TRIF Antibody #4596

Members of the Toll-like receptor (TLR) family, named for the closely related Toll receptor in Drosophila, play a pivotal role in innate immune responses (1-4). TLRs recognize conserved motifs found in various pathogens and mediate defense responses (5-7). Triggering of the TLR pathway leads to the activation of NF-κB and subsequent regulation of immune and inflammatory genes (4). The TLRs and members of the IL-1 receptor family share a conserved stretch of approximately 200 amino acids known as the Toll/Interleukin-1 receptor (TIR) domain (1). Upon activation, TLRs associate with a number of cytoplasmic adaptor proteins containing TIR domains, including myeloid differentiation factor 88 (MyD88), MyD88-adaptor-like/TIR-associated protein (MAL/TIRAP), Toll-receptor-associated activator of interferon (TRIF), and Toll-receptor-associated molecule (TRAM) (8-10). This association leads to the recruitment and activation of IRAK1 and IRAK4, which form a complex with TRAF6 to activate TAK1 and IKK (8,11-14). Activation of IKK leads to the degradation of IκB, which normally maintains NF-κB in an inactive state by sequestering it in the cytoplasm.
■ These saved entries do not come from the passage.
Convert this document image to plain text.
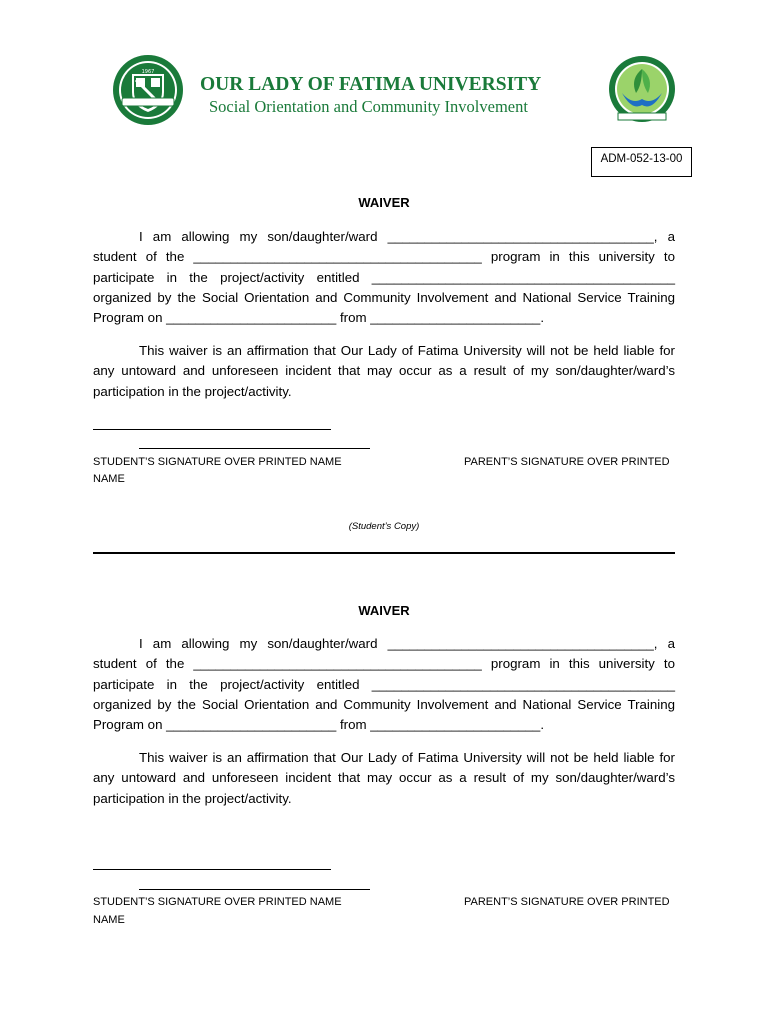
1967
OUR LADY OF FATIMA UNIVERSITY
Social Orientation and Community Involvement
ADM-052-13-00
WAIVER
I am allowing my son/daughter/ward ____________________________________, a student of the _______________________________________ program in this university to participate in the project/activity entitled _________________________________________ organized by the Social Orientation and Community Involvement and National Service Training Program on _______________________ from _______________________.
This waiver is an affirmation that Our Lady of Fatima University will not be held liable for any untoward and unforeseen incident that may occur as a result of my son/daughter/ward’s participation in the project/activity.
STUDENT’S SIGNATURE OVER PRINTED NAME	PARENT’S SIGNATURE OVER PRINTED
NAME
(Student’s Copy)
WAIVER
I am allowing my son/daughter/ward ____________________________________, a student of the _______________________________________ program in this university to participate in the project/activity entitled _________________________________________ organized by the Social Orientation and Community Involvement and National Service Training Program on _______________________ from _______________________.
This waiver is an affirmation that Our Lady of Fatima University will not be held liable for any untoward and unforeseen incident that may occur as a result of my son/daughter/ward’s participation in the project/activity.
STUDENT’S SIGNATURE OVER PRINTED NAME	PARENT’S SIGNATURE OVER PRINTED
NAME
TRIF (also termed TICAM-1) is a TIR-domain adaptor protein described to activate NF-κB, IRF3 and trigger IFN-β production (4,5). Studies using dominant negative forms of TRIF and siRNA targeting TRIF show that TRIF functions downstream of both TLR3 and TLR4 in response to dsRNA and LPS respectively (4-6). TRIF recruits TRAF6-TAK1-TAB2 to the receptor complex which leads to NF-κB activation (7). In addition, TRIF can trigger signaling of that lead to the induction of apoptosis (8).